Hint: Use the function cv.glm from the package boot to compute the leave-one-out cv error for the linear model
library(boot)

# 1. Training MSE of Reduced Model
train_mse_reduced <- mean(best_lm_model$residuals^2)

# 2. LOOCV MSE of Reduced Model using cv.glm()
glm.reduced <- glm(formula(best_lm_model), data = UScrime)
loocv_reduced <- cv.glm(UScrime, glm.reduced)$delta[1]

# 3. Training MSE of Ridge model
# (Using the X matrix and Y vector defined in Question 6)
ridge_train_preds <- predict(ridge.final, s = best_lambda, newx = X)
train_mse_ridge <- mean((Y - ridge_train_preds)^2)

# 4. LOOCV MSE of Ridge (from cv.glmnet output)
loocv_ridge <- cv.ridge$cvm[cv.ridge$lambda == best_lambda]
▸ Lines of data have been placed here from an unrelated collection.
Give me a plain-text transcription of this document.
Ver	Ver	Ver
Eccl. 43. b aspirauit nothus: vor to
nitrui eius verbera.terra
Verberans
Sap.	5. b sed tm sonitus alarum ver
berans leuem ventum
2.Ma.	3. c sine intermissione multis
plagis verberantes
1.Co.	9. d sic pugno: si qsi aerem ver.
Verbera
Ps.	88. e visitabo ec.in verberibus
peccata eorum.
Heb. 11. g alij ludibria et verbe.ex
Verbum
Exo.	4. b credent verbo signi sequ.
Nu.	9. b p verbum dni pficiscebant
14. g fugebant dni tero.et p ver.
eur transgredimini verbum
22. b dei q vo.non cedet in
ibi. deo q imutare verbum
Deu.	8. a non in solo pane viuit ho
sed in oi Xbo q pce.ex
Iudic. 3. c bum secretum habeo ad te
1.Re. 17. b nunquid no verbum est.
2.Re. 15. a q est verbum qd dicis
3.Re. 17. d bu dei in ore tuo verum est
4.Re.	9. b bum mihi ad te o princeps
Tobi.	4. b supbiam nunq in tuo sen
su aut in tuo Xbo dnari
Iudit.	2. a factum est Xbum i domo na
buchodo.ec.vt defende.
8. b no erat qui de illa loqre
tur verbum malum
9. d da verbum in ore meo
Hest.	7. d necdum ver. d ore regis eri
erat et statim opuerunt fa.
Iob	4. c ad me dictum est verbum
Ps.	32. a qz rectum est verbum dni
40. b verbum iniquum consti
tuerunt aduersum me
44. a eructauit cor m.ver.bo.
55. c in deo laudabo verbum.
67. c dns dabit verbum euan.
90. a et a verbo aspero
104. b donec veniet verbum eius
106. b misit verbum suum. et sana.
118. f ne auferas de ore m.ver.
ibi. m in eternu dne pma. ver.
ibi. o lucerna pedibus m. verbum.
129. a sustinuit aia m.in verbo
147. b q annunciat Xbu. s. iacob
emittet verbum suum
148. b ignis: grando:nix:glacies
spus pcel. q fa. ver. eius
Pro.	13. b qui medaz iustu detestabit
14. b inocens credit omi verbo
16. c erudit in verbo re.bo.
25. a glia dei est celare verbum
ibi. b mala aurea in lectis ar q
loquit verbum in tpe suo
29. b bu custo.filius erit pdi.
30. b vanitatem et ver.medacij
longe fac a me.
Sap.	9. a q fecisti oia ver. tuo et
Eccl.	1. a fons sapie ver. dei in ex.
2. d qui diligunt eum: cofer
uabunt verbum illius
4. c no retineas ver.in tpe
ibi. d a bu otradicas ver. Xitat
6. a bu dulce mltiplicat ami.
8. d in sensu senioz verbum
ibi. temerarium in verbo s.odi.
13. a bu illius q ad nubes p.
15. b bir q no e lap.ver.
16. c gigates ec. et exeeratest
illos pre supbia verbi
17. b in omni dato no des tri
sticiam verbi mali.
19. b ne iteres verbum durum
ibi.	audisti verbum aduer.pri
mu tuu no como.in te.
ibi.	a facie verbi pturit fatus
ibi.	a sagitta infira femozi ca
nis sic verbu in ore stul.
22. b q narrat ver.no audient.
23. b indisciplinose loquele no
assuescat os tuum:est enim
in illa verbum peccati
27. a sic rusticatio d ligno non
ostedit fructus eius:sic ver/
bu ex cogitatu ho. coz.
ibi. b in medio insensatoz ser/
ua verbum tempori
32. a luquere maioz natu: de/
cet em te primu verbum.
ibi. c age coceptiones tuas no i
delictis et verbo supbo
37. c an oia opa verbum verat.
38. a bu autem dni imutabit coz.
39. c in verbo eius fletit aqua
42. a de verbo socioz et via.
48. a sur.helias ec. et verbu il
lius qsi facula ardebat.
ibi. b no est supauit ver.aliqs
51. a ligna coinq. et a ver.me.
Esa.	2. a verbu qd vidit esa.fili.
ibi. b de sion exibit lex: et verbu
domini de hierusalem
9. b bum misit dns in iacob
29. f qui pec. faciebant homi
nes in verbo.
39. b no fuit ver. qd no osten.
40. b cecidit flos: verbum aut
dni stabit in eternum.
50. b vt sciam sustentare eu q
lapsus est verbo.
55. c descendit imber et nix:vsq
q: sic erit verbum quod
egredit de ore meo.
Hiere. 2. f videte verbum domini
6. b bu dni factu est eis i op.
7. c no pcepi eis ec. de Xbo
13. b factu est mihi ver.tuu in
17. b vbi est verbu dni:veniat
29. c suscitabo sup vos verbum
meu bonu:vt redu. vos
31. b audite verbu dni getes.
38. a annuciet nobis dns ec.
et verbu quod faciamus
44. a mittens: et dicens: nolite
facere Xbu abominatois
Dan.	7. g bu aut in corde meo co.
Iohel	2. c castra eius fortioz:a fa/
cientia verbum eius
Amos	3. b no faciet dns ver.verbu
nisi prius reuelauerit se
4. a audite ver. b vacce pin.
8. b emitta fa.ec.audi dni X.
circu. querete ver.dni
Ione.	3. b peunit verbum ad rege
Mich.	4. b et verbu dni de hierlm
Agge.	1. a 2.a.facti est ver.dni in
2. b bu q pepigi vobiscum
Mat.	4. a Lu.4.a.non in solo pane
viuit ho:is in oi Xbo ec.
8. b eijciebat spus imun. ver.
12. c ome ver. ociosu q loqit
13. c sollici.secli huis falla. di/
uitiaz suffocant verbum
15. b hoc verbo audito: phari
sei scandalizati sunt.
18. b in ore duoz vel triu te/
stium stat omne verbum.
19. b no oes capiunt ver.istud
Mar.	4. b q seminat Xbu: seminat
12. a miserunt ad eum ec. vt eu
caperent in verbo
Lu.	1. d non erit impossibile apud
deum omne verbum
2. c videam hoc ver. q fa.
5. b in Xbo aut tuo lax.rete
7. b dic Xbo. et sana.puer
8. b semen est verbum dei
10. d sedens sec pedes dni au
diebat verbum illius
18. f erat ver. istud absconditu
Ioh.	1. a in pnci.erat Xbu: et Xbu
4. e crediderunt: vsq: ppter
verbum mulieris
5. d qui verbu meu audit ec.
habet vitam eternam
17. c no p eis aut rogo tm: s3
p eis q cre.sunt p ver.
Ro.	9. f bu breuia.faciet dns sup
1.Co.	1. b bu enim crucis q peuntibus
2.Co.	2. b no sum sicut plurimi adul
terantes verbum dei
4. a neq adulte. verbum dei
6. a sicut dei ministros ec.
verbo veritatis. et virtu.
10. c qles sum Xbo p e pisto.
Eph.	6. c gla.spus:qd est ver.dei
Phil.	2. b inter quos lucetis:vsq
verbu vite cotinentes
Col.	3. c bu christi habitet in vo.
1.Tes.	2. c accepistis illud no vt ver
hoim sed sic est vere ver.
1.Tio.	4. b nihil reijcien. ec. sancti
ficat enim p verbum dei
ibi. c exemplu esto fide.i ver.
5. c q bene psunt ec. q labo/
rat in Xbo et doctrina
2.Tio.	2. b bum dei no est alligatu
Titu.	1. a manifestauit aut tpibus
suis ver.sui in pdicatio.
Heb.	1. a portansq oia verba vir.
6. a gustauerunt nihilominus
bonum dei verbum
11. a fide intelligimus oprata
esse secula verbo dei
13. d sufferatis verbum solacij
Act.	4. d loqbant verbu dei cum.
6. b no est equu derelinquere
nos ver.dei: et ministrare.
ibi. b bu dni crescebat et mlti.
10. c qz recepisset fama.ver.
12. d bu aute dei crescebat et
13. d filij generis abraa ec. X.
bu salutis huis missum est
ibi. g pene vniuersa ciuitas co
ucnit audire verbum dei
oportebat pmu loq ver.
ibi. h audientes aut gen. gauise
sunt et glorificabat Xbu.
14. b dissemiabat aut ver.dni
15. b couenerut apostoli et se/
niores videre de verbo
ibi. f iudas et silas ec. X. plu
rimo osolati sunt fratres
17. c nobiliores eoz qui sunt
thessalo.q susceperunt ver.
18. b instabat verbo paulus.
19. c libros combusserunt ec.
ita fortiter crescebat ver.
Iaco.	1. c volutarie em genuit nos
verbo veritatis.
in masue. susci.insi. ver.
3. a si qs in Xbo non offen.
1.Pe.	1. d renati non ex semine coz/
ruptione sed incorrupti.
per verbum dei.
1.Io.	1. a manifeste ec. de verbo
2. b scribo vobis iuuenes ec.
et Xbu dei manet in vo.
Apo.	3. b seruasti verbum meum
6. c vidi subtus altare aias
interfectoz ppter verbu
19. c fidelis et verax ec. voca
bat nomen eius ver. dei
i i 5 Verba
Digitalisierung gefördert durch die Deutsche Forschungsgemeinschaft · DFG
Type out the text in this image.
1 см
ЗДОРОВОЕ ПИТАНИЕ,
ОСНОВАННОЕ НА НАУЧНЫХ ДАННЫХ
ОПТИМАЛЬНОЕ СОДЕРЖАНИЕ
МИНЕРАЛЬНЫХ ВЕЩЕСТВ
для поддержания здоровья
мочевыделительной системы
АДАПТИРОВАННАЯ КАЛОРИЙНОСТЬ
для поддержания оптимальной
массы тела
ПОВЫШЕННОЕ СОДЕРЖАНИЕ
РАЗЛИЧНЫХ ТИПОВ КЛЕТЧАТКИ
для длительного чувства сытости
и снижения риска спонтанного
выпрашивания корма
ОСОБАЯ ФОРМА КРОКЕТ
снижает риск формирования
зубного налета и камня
cat("Linear Model Train MSE:", train_mse_reduced, "\n")
## Linear Model Train MSE: 30349.95
cat("Linear Model LOOCV MSE:", loocv_reduced, "\n")
## Linear Model LOOCV MSE: 70638.74
cat("Ridge Train MSE:", train_mse_ridge, "\n")
## Ridge Train MSE: 35570.69
cat("Ridge LOOCV MSE:", loocv_ridge, "\n")
## Ridge LOOCV MSE: 67888.93

The training MSE of the reduced linear model is artificially low because it is evaluated on the exact same 47 states used to estimate the coefficients. Furthermore, it is lower than the training MSE of the Ridge estimator because standard OLS explicitly minimizes the sum of squared residuals without constraints, making it highly flexible and prone to memorizing the training data. By contrast, Ridge regression penalizes the coefficients, intentionally sacrificing some training fit (resulting in a higher training MSE) to restrict the model’s flexibility.

However, when we evaluate both models via LOOCV, the linear model’s MSE increases significantly, revealing its true out-of-sample generalization error. The LOOCV MSE of the Ridge model is ultimately lower than the LOOCV MSE of the reduced linear model.

This perfectly demonstrates the bias-variance trade-off in action. The classical subset selection approach remains too unstable for a dataset with only 47 observations. By deliberately introducing a small amount of bias via shrinkage, Ridge regression achieves a massive reduction in the model’s variance, ultimately generalizing to unseen data much more effectively.